The Spirit of Reverence for Life


The Spirit of Reverence for Life

by Daisaku Ikeda

Dr. Wangari Maathai is traveling around the world urging the importance of protecting our natural environment with the rallying cry mottainai. Why has this Japanese word—which means, “What a waste!”—so captured Dr. Maathai’s imagination? The moment I saw her beaming smile at our meeting in 2005, I understood immediately: because Wangari is also known as the mother of the Green Belt Movement, a grassroots effort to plant trees in many African countries. In the past 30 years, poor women in the countryside have joined Wangari in planting more than 30 million trees across Africa. They are women who must rise early in the morning and walk many miles each day, their infant children strapped to their backs, in search of water and firewood. This movement to make their lives easier and at the same time protect the natural environment is indeed a movement of mothers, for mothers and by mothers.

It’s only to be expected that Wangari, who has led such a movement for decades, should be impressed by the wisdom of Japanese mothers as exemplified by their byword, mottainai.

For people of my generation, who lived through World War II, the word mottainai reminds us of our mothers. Any scrap of food left over from our dinner or its preparation was transformed by our mothers’ hardworking hands into a delicious home-cooked treat to fill the stomachs of her growing children. She pickled the leaves cut off the top of radishes, chopped vegetable peelings into a tasty side dish, and served us leftover grilled fish as our afternoon snack. Kids were proud to wear pants with patches their mothers had sewn on their knees. Mothers were masters of a science of nutrition based on love, a home economics based on thrift and ingenuity.

The spirit of loving care that precluded wasting anything was one of Japan’s most admirable virtues in those times, and it was intimately linked to a nurturing ethos of reverence for life and consideration for others. I’m sure I’m not alone in lamenting the loss of this spirit as one reason behind the loss of humanity so painfully evident in our world today.

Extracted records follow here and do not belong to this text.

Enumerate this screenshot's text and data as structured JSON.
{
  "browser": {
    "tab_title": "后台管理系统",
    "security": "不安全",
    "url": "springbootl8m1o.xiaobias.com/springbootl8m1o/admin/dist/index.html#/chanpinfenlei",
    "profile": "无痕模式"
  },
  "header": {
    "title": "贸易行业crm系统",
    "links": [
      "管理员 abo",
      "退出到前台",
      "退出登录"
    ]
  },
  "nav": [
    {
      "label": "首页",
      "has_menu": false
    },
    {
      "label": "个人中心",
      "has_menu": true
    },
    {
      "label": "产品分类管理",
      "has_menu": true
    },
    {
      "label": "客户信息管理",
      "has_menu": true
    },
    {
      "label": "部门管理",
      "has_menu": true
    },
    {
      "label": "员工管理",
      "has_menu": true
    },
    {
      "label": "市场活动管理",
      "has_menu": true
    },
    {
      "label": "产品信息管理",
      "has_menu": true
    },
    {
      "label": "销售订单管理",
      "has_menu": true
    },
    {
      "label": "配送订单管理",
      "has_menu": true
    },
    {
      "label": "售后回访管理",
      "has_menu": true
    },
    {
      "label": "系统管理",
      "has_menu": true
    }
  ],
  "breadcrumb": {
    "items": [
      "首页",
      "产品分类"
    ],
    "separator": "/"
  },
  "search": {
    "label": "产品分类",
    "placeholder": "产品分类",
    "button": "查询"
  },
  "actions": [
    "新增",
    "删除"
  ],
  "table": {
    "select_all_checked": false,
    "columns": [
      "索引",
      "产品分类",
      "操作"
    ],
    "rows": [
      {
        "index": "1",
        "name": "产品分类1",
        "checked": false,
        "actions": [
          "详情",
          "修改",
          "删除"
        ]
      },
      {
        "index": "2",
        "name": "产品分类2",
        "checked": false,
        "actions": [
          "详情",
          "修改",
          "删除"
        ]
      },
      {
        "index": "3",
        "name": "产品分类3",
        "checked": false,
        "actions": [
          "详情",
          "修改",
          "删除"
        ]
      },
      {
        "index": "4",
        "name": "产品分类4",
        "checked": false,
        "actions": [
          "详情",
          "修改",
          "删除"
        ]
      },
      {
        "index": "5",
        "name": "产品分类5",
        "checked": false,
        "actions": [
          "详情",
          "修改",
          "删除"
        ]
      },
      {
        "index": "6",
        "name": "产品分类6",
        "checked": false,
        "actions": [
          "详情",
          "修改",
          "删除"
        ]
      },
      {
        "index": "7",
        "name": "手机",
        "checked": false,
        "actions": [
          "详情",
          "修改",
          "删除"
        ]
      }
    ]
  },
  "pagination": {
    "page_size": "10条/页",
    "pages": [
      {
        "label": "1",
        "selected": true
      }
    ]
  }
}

My wife, who also experienced the privation of the war years, has always striven to be thrifty and economical in managing our household. She never wastes so much as a grain of rice, and any leftovers from dinner are certain to make a second appearance at another meal. Recycling is second nature to her, and she has always saved things like wrapping paper and ribbon for reuse.

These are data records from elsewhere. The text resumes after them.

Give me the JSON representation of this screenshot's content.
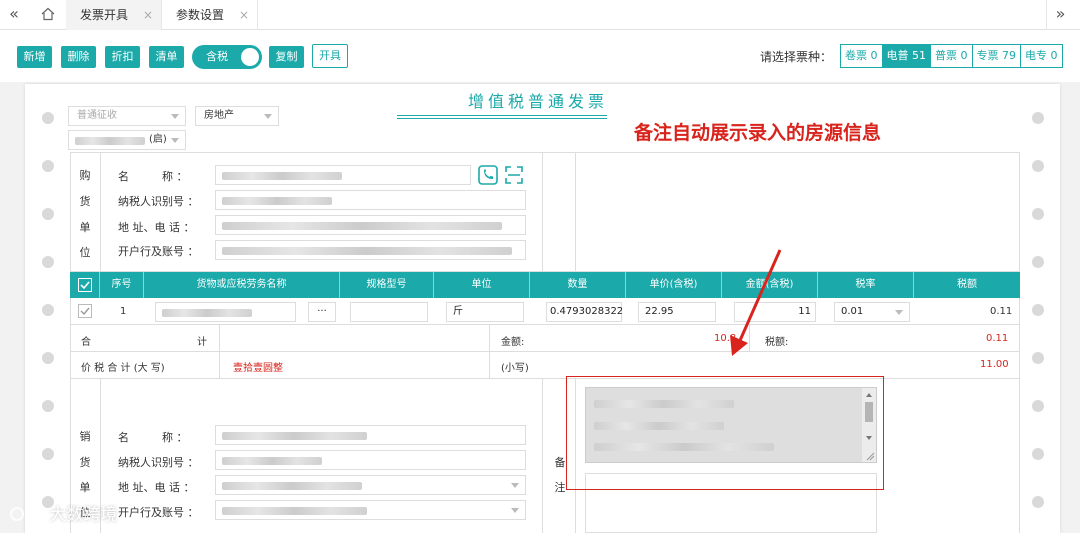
{
  "tabs": {
    "nav_left": "«",
    "nav_right": "»",
    "home_icon": "home-icon",
    "items": [
      {
        "label": "发票开具",
        "close": "×"
      },
      {
        "label": "参数设置",
        "close": "×"
      }
    ]
  },
  "toolbar": {
    "buttons": [
      "新增",
      "删除",
      "折扣",
      "清单"
    ],
    "toggle_label": "含税",
    "copy": "复制",
    "issue": "开具",
    "ticket_type_label": "请选择票种：",
    "ticket_types": [
      {
        "label": "卷票 0",
        "active": false
      },
      {
        "label": "电普 51",
        "active": true
      },
      {
        "label": "普票 0",
        "active": false
      },
      {
        "label": "专票 79",
        "active": false
      },
      {
        "label": "电专 0",
        "active": false
      }
    ]
  },
  "invoice": {
    "title": "增值税普通发票",
    "levy_select": "普通征收",
    "category_select": "房地产",
    "company_select_suffix": "(启)",
    "buyer": {
      "side_chars": [
        "购",
        "货",
        "单",
        "位"
      ],
      "labels": [
        "名　　　称 ：",
        "纳税人识别号 ：",
        "地 址、电 话 ：",
        "开户行及账号 ："
      ]
    },
    "table": {
      "headers": [
        "序号",
        "货物或应税劳务名称",
        "规格型号",
        "单位",
        "数量",
        "单价(含税)",
        "金额(含税)",
        "税率",
        "税额"
      ],
      "row": {
        "index": "1",
        "more": "···",
        "unit": "斤",
        "quantity": "0.4793028322",
        "price": "22.95",
        "amount": "11",
        "tax_rate": "0.01",
        "tax": "0.11"
      }
    },
    "totals": {
      "label_he": "合",
      "label_ji": "计",
      "amount_label": "金额:",
      "amount_value": "10.8",
      "tax_label": "税额:",
      "tax_value": "0.11",
      "capital_label": "价 税 合 计 (大 写)",
      "capital_value": "壹拾壹圆整",
      "small_label": "(小写)",
      "small_value": "11.00"
    },
    "seller": {
      "side_chars": [
        "销",
        "货",
        "单",
        "位"
      ],
      "labels": [
        "名　　　称 ：",
        "纳税人识别号 ：",
        "地 址、电 话 ：",
        "开户行及账号 ："
      ]
    },
    "remark": {
      "chars": [
        "备",
        "注"
      ]
    }
  },
  "annotation": "备注自动展示录入的房源信息",
  "watermark": "大数跨境",
  "colors": {
    "accent": "#1ba9a9",
    "red": "#d8241c"
  }
}
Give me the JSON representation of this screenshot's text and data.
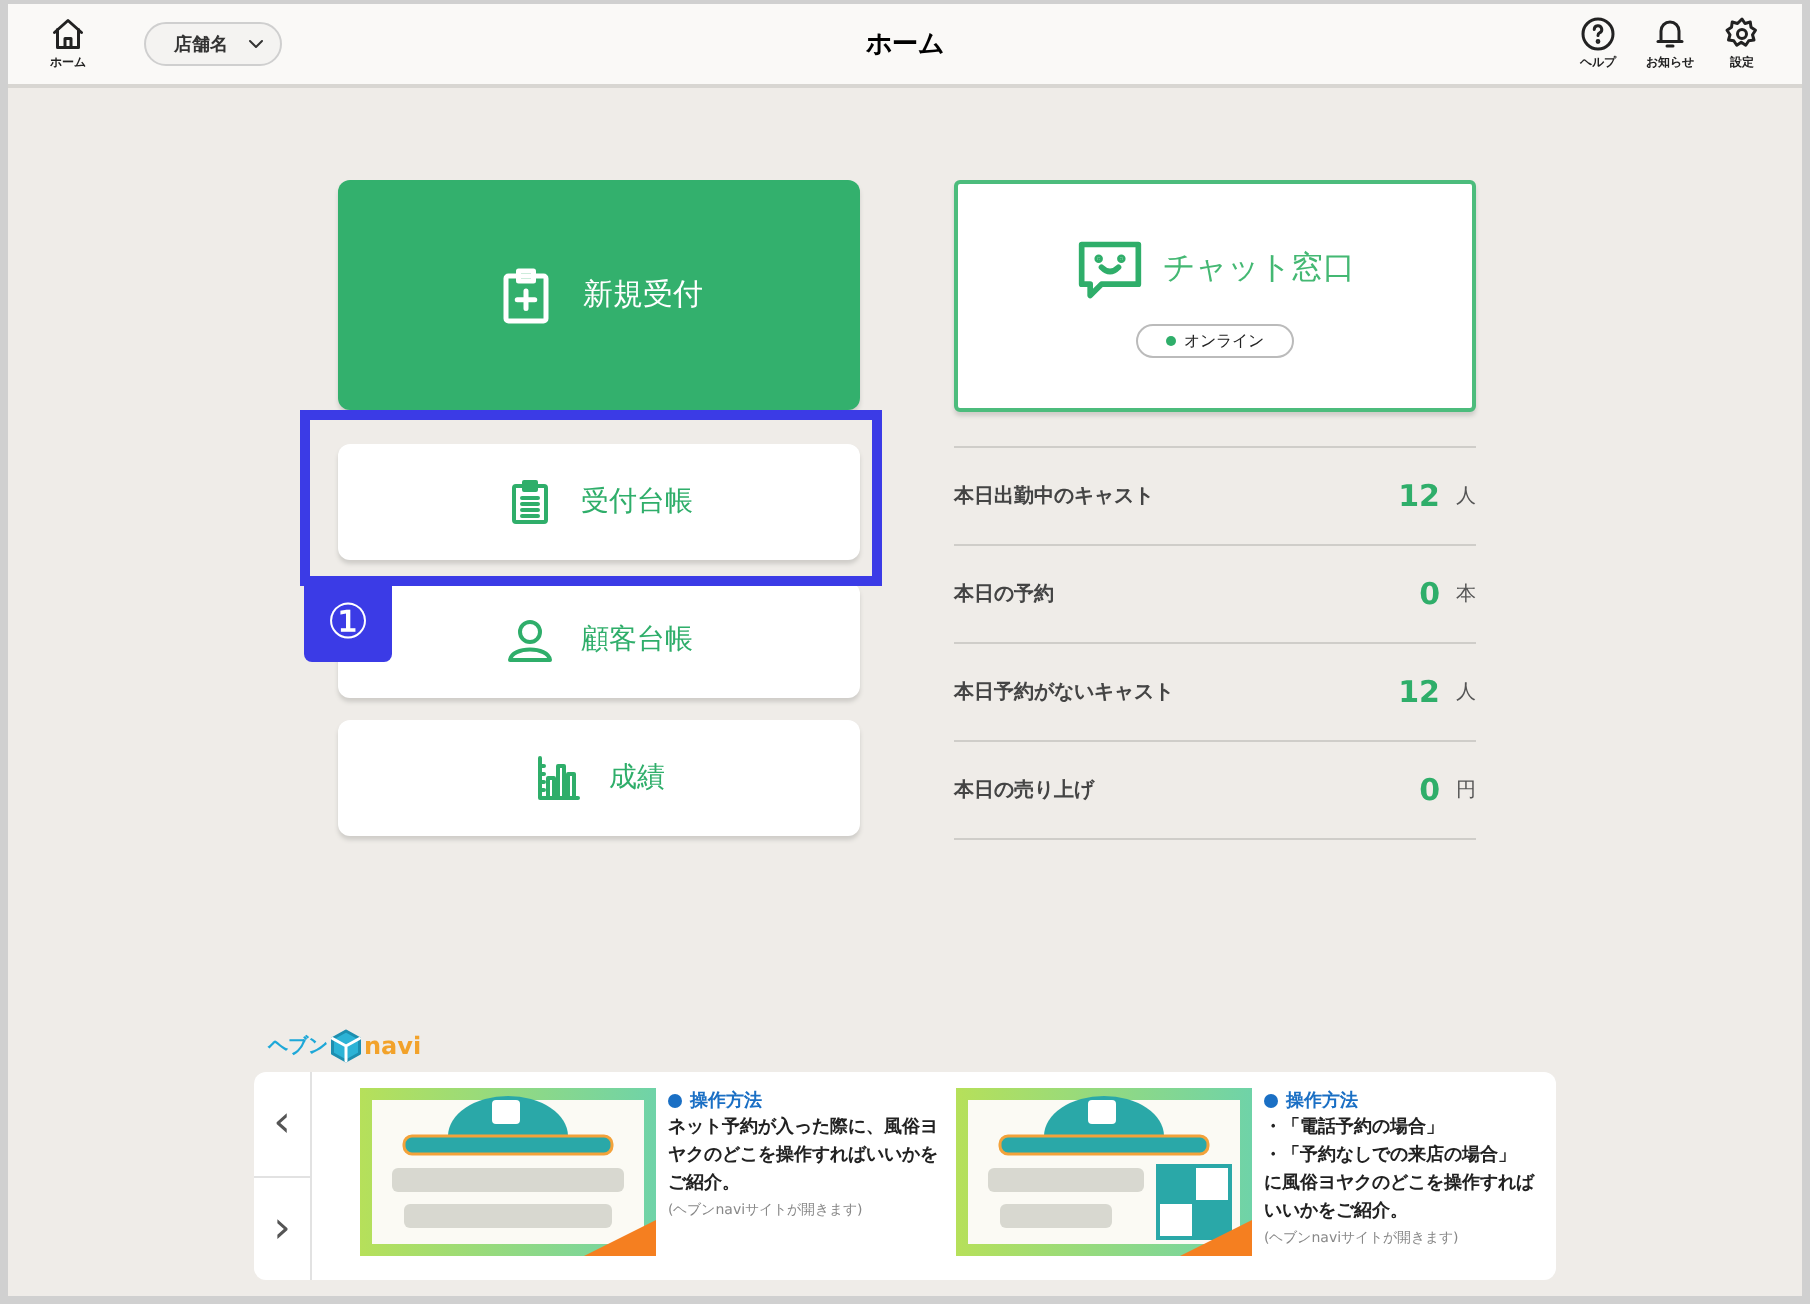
{
  "header": {
    "home_label": "ホーム",
    "store_select": {
      "value": "店舗名"
    },
    "title": "ホーム",
    "actions": [
      {
        "kind": "help",
        "label": "ヘルプ"
      },
      {
        "kind": "bell",
        "label": "お知らせ"
      },
      {
        "kind": "gear",
        "label": "設定"
      }
    ]
  },
  "menu": [
    {
      "kind": "new",
      "label": "新規受付",
      "primary": true
    },
    {
      "kind": "ledger",
      "label": "受付台帳",
      "primary": false,
      "highlighted": true
    },
    {
      "kind": "customer",
      "label": "顧客台帳",
      "primary": false
    },
    {
      "kind": "results",
      "label": "成績",
      "primary": false
    }
  ],
  "callout": {
    "label": "①"
  },
  "chat": {
    "title": "チャット窓口",
    "status": "オンライン",
    "online": true
  },
  "stats": [
    {
      "label": "本日出勤中のキャスト",
      "value": "12",
      "unit": "人"
    },
    {
      "label": "本日の予約",
      "value": "0",
      "unit": "本"
    },
    {
      "label": "本日予約がないキャスト",
      "value": "12",
      "unit": "人"
    },
    {
      "label": "本日の売り上げ",
      "value": "0",
      "unit": "円"
    }
  ],
  "navi": {
    "logo_prefix": "ヘブン",
    "logo_suffix": "navi",
    "prev": "‹",
    "next": "›",
    "items": [
      {
        "kind": "picture",
        "heading": "操作方法",
        "lines": [
          "ネット予約が入った際に、風俗ヨヤクのどこを操作すればいいかをご紹介。"
        ],
        "note": "(ヘブンnaviサイトが開きます)"
      },
      {
        "kind": "picture",
        "heading": "操作方法",
        "lines": [
          "・「電話予約の場合」",
          "・「予約なしでの来店の場合」",
          "に風俗ヨヤクのどこを操作すればいいかをご紹介。"
        ],
        "note": "(ヘブンnaviサイトが開きます)"
      }
    ]
  }
}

These examples of everyday ingenuity and resourcefulness may seem slight or negligible, but mothers of the world have used this homespun wisdom and love as effective tools for sustaining their families and improving their lives.

Wangari also conceived of her Green Belt Movement out of compassion and concern for the future of her children and her homeland of Kenya. She applauds the noble, ordinary women who participate in the movement as “foresters without diplomas.” Their committed solidarity and steadfast efforts in their communities are not only preventing the desertification of Africa but also raising awareness of environmental issues in the minds of people the world over. Their service to humanity and the Earth far exceeds that of any national leader. In a speech given at our university, Wangari said that politicians inevitably try to take advantage of the people, and so it is vital for the people to prevent that by involving themselves in government. This is indeed true. I believe that democracy in the 21st century needs to be based upon learning from the wisdom of mothers, who are truly representatives of the people, and putting the wisdom of women to the fullest possible use.

My mother is also the starting point of my activities for peace. She remained brave and undaunted though four of her sons were taken away from her, one after another, to fight in World War II. But after the war, when she received the news that her eldest son had been killed in the fighting, she was heartbroken. I will never forget the sight of her pain and sorrow at that moment as long as I live.

The sorrow of one good-hearted mother is the sorrow of millions of mothers. War, which forces the mothers of the world into submission and subjects them to starvation and such bitter grief, must never be permitted, no matter what the circumstances.

Planting a tree is planting life; it is fostering the future, fostering peace—these are beliefs that Wangari and I found we shared at the deepest level when we met and talked.

“No matter how hopeless the situation seems,” she told me then, “the light of hope can shine."